If Tyndell had not turned over his firearms, the sheriff’s office was “supposed to come after him,” said Dorothy Lennig, director of the legal clinic at the House of Ruth Maryland, a nonprofit that provides services for victims of domestic violence.

Palmer said typically when deputies are serving protective orders or arrest warrants, they only have the authority to demand the surrender of listed weapons ordered by the court. If the suspect doesn’t surrender the weapons listed by the court, deputies go back to the court to request a search warrant.

“There is not language there that says they may be forcibly taken” without a search warrant, Palmer said.

Rob Valente, a domestic violence policy expert, said there are not enough officers on call at every moment to seize firearms in such cases.

“Everybody is in an impossible situation because the system is broken. There are not enough resources,” Valente said. “A lot of law enforcement officers I work with try so hard, but they are given an impossible number of cases to handle.”

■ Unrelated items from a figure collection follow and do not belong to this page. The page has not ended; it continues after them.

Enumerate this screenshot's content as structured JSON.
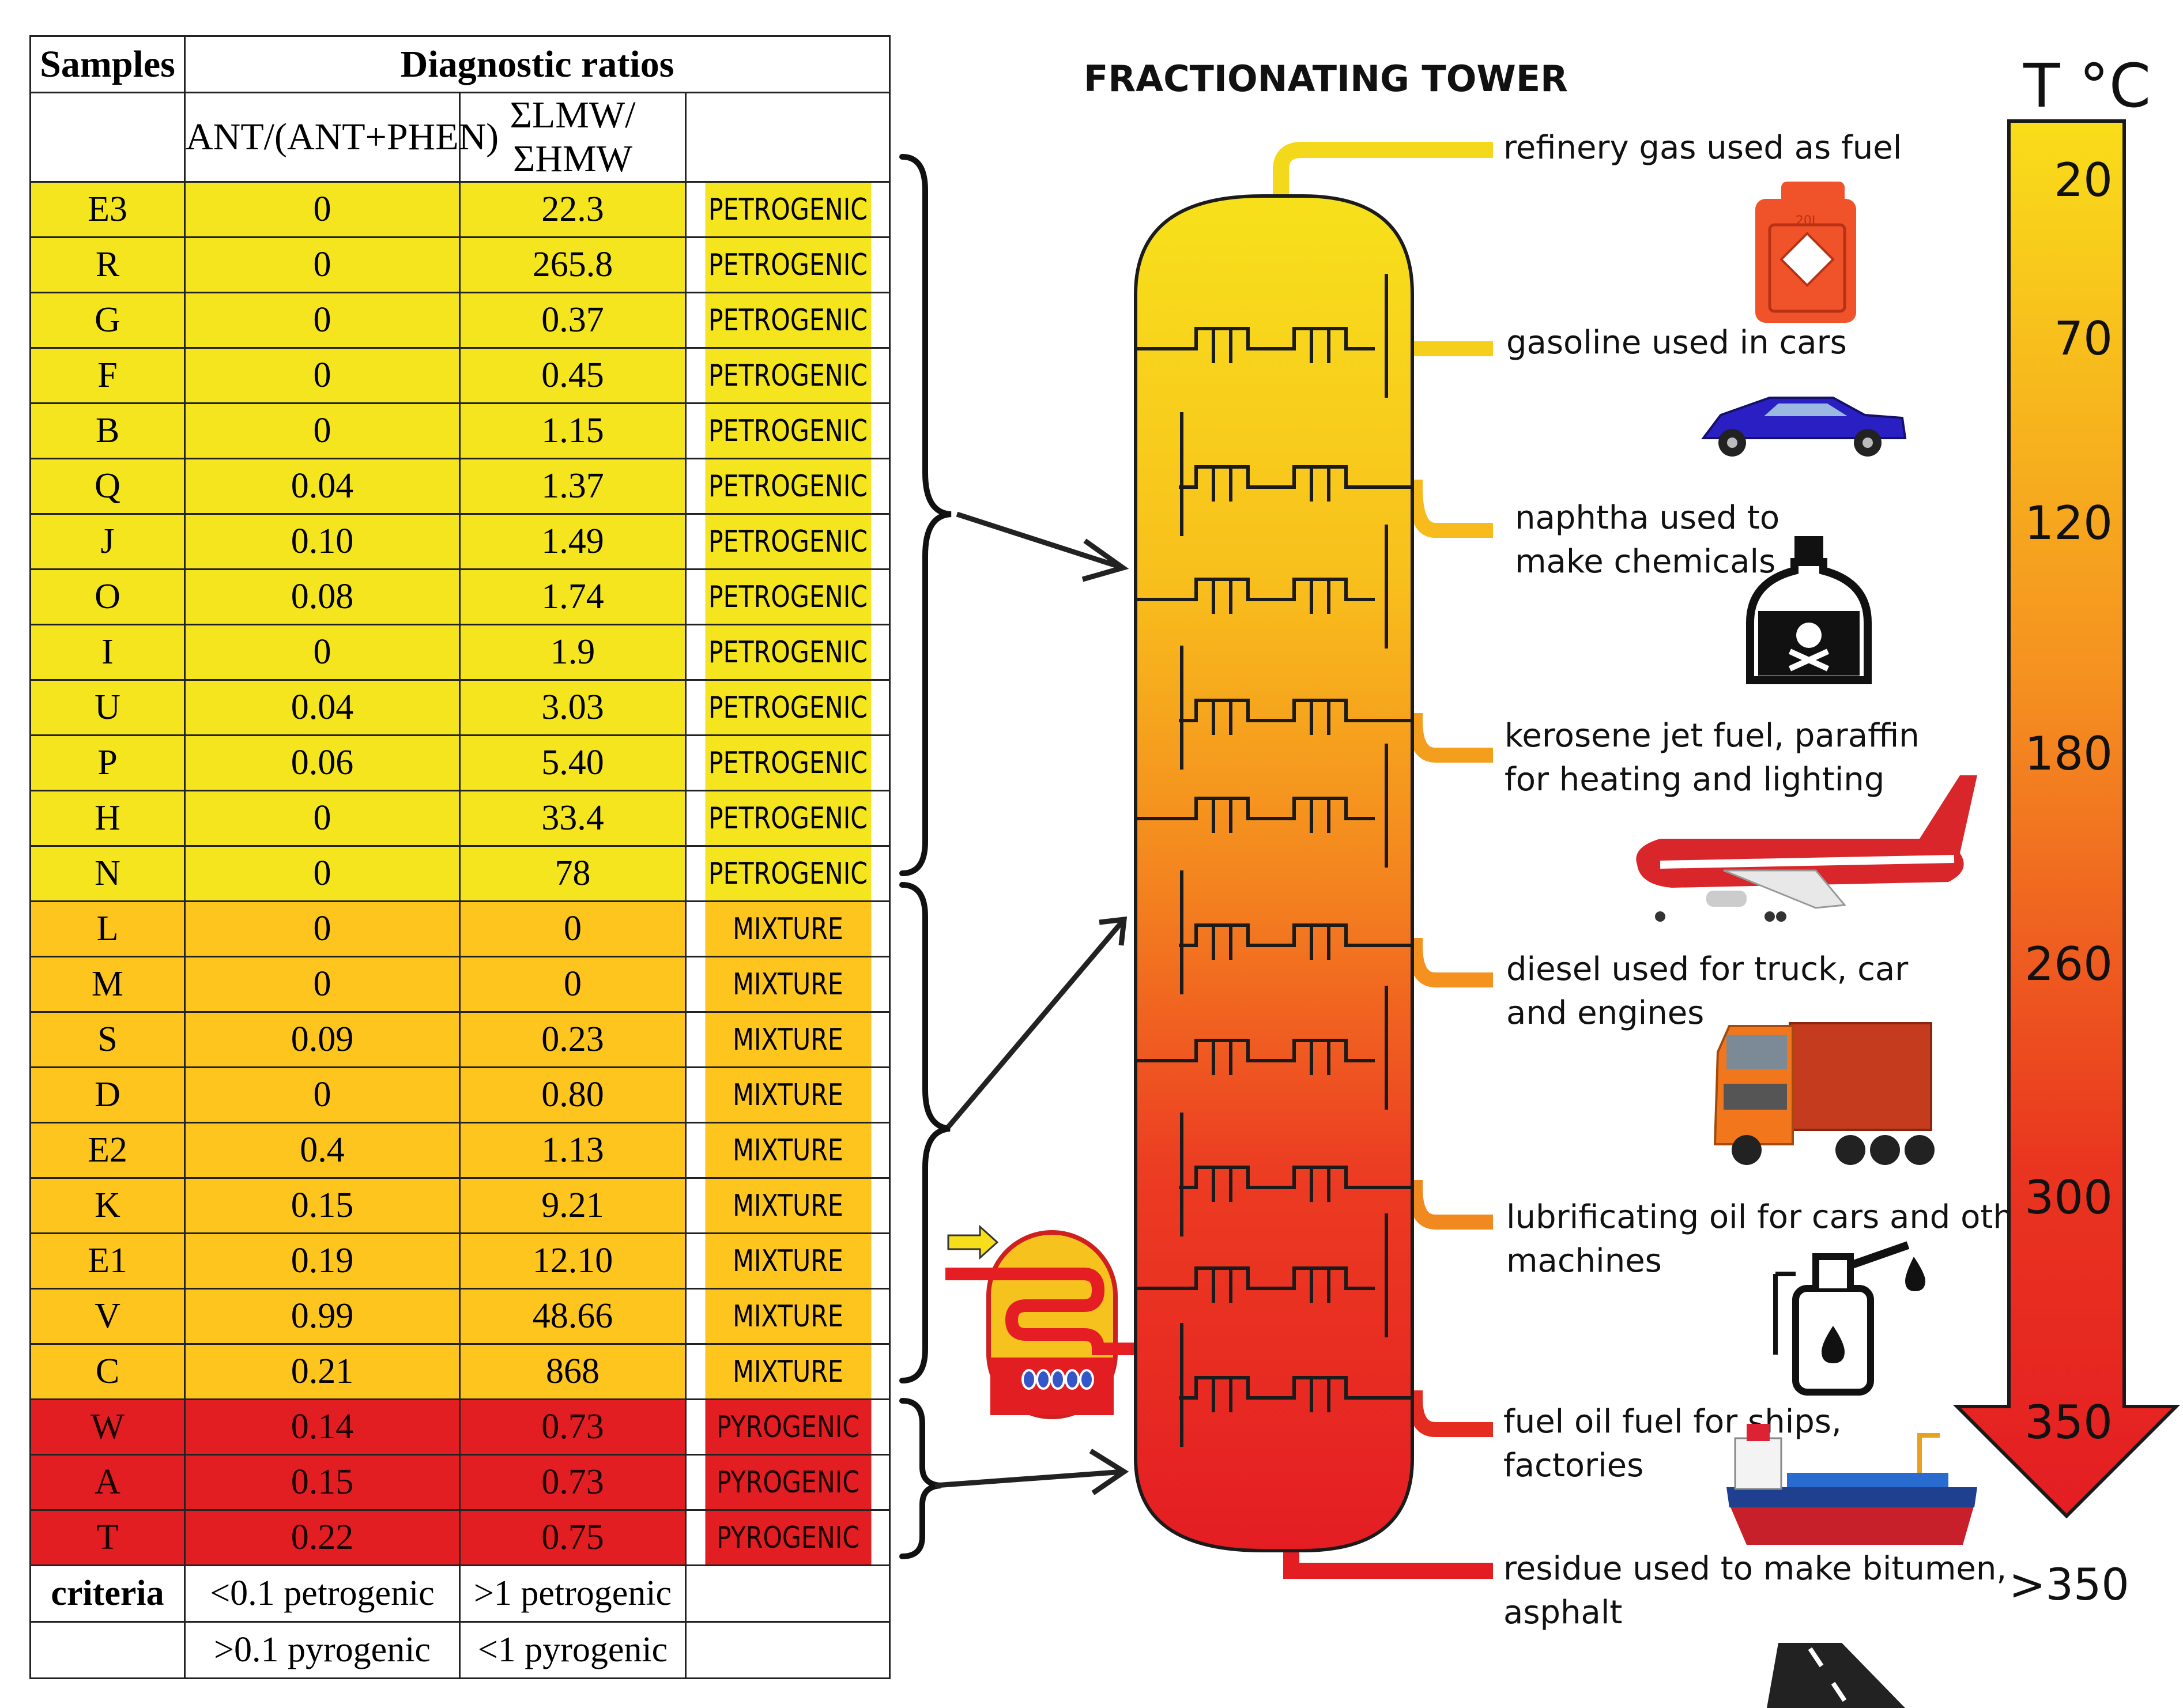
{
  "table": {
    "header": {
      "samples": "Samples",
      "ratios": "Diagnostic ratios"
    },
    "subheader": {
      "col1": "ANT/(ANT+PHEN)",
      "col2": "ΣLMW/ΣHMW"
    },
    "rows": [
      {
        "sample": "E3",
        "ant": "0",
        "lmw": "22.3",
        "class": "PETROGENIC"
      },
      {
        "sample": "R",
        "ant": "0",
        "lmw": "265.8",
        "class": "PETROGENIC"
      },
      {
        "sample": "G",
        "ant": "0",
        "lmw": "0.37",
        "class": "PETROGENIC"
      },
      {
        "sample": "F",
        "ant": "0",
        "lmw": "0.45",
        "class": "PETROGENIC"
      },
      {
        "sample": "B",
        "ant": "0",
        "lmw": "1.15",
        "class": "PETROGENIC"
      },
      {
        "sample": "Q",
        "ant": "0.04",
        "lmw": "1.37",
        "class": "PETROGENIC"
      },
      {
        "sample": "J",
        "ant": "0.10",
        "lmw": "1.49",
        "class": "PETROGENIC"
      },
      {
        "sample": "O",
        "ant": "0.08",
        "lmw": "1.74",
        "class": "PETROGENIC"
      },
      {
        "sample": "I",
        "ant": "0",
        "lmw": "1.9",
        "class": "PETROGENIC"
      },
      {
        "sample": "U",
        "ant": "0.04",
        "lmw": "3.03",
        "class": "PETROGENIC"
      },
      {
        "sample": "P",
        "ant": "0.06",
        "lmw": "5.40",
        "class": "PETROGENIC"
      },
      {
        "sample": "H",
        "ant": "0",
        "lmw": "33.4",
        "class": "PETROGENIC"
      },
      {
        "sample": "N",
        "ant": "0",
        "lmw": "78",
        "class": "PETROGENIC"
      },
      {
        "sample": "L",
        "ant": "0",
        "lmw": "0",
        "class": "MIXTURE"
      },
      {
        "sample": "M",
        "ant": "0",
        "lmw": "0",
        "class": "MIXTURE"
      },
      {
        "sample": "S",
        "ant": "0.09",
        "lmw": "0.23",
        "class": "MIXTURE"
      },
      {
        "sample": "D",
        "ant": "0",
        "lmw": "0.80",
        "class": "MIXTURE"
      },
      {
        "sample": "E2",
        "ant": "0.4",
        "lmw": "1.13",
        "class": "MIXTURE"
      },
      {
        "sample": "K",
        "ant": "0.15",
        "lmw": "9.21",
        "class": "MIXTURE"
      },
      {
        "sample": "E1",
        "ant": "0.19",
        "lmw": "12.10",
        "class": "MIXTURE"
      },
      {
        "sample": "V",
        "ant": "0.99",
        "lmw": "48.66",
        "class": "MIXTURE"
      },
      {
        "sample": "C",
        "ant": "0.21",
        "lmw": "868",
        "class": "MIXTURE"
      },
      {
        "sample": "W",
        "ant": "0.14",
        "lmw": "0.73",
        "class": "PYROGENIC"
      },
      {
        "sample": "A",
        "ant": "0.15",
        "lmw": "0.73",
        "class": "PYROGENIC"
      },
      {
        "sample": "T",
        "ant": "0.22",
        "lmw": "0.75",
        "class": "PYROGENIC"
      }
    ],
    "criteria": {
      "label": "criteria",
      "ant_petro": "<0.1 petrogenic",
      "ant_pyro": ">0.1 pyrogenic",
      "lmw_petro": ">1 petrogenic",
      "lmw_pyro": "<1 pyrogenic"
    }
  },
  "colors": {
    "petrogenic": "#f4e51e",
    "mixture": "#fdc51d",
    "pyrogenic": "#e21e22"
  },
  "tower": {
    "title": "FRACTIONATING TOWER",
    "products": [
      {
        "lines": [
          "refinery gas used as fuel"
        ],
        "icon": "gas-can-icon",
        "icon_label": "20L"
      },
      {
        "lines": [
          "gasoline used in cars"
        ],
        "icon": "car-icon"
      },
      {
        "lines": [
          "naphtha used to",
          "make chemicals"
        ],
        "icon": "poison-bottle-icon"
      },
      {
        "lines": [
          "kerosene jet fuel, paraffin",
          "for heating and lighting"
        ],
        "icon": "airplane-icon"
      },
      {
        "lines": [
          "diesel  used for truck, car",
          "and engines"
        ],
        "icon": "truck-icon"
      },
      {
        "lines": [
          "lubrificating oil for cars and other",
          "machines"
        ],
        "icon": "oil-can-icon"
      },
      {
        "lines": [
          "fuel oil  fuel for ships,",
          "factories"
        ],
        "icon": "ship-icon"
      },
      {
        "lines": [
          "residue used to make bitumen,",
          "asphalt"
        ],
        "icon": "road-icon"
      }
    ]
  },
  "temperature": {
    "title": "T °C",
    "ticks": [
      "20",
      "70",
      "120",
      "180",
      "260",
      "300",
      "350"
    ],
    "below": ">350"
  }
}
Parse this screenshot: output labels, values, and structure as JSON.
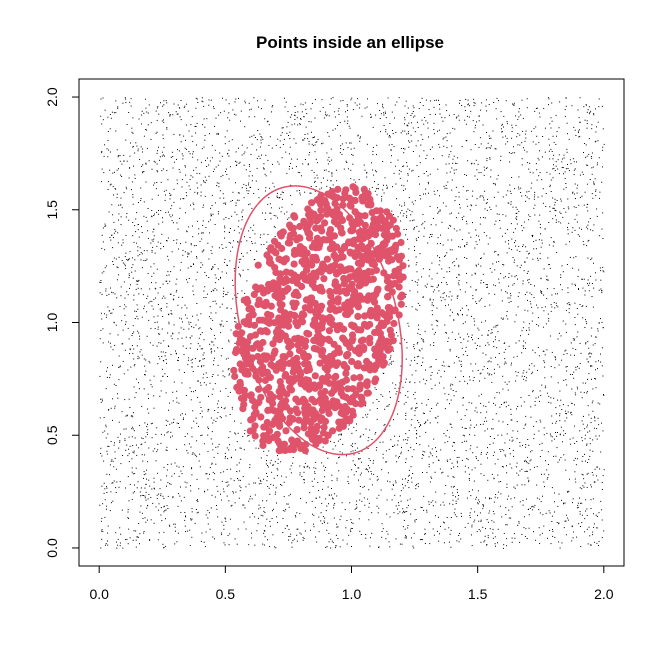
{
  "chart_data": {
    "type": "scatter",
    "title": "Points inside an ellipse",
    "xlabel": "",
    "ylabel": "",
    "xlim": [
      -0.08,
      2.08
    ],
    "ylim": [
      -0.08,
      2.08
    ],
    "x_ticks": [
      0.0,
      0.5,
      1.0,
      1.5,
      2.0
    ],
    "y_ticks": [
      0.0,
      0.5,
      1.0,
      1.5,
      2.0
    ],
    "x_tick_labels": [
      "0.0",
      "0.5",
      "1.0",
      "1.5",
      "2.0"
    ],
    "y_tick_labels": [
      "0.0",
      "0.5",
      "1.0",
      "1.5",
      "2.0"
    ],
    "grid": false,
    "legend": "none",
    "ellipse": {
      "center": [
        0.87,
        1.01
      ],
      "semi_axis_x": 0.31,
      "semi_axis_y": 0.61,
      "rotation_deg": 15,
      "color": "#DF536B"
    },
    "series": [
      {
        "role": "points-outside",
        "color": "#000000",
        "marker": "pixel",
        "x_range": [
          0,
          2
        ],
        "y_range": [
          0,
          2
        ],
        "approx_count": 6000
      },
      {
        "role": "points-inside",
        "color": "#DF536B",
        "marker": "filled-circle",
        "approx_count": 1100
      }
    ]
  }
}
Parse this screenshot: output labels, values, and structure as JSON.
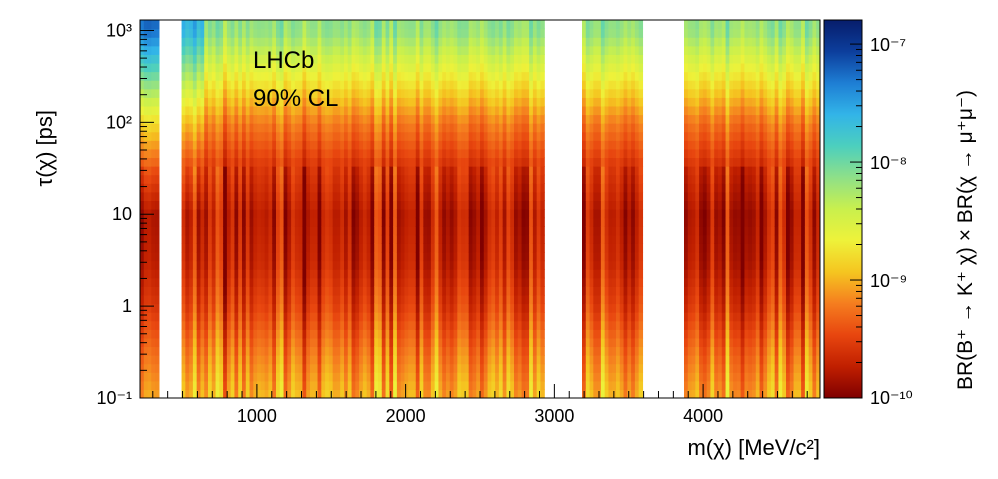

The facts are stark and obvious. If there are firearms people will use them to kill. Period. The deception that we can build systems that deter people determined to murder is simply moonshine. It can’t happen. With that nonsense out of the way, the bottom line choice is binary. Do we allow the private ownership of firearms? Or do we repeal the Second Amendment? Do we appeal to our fears or do we go with freedom?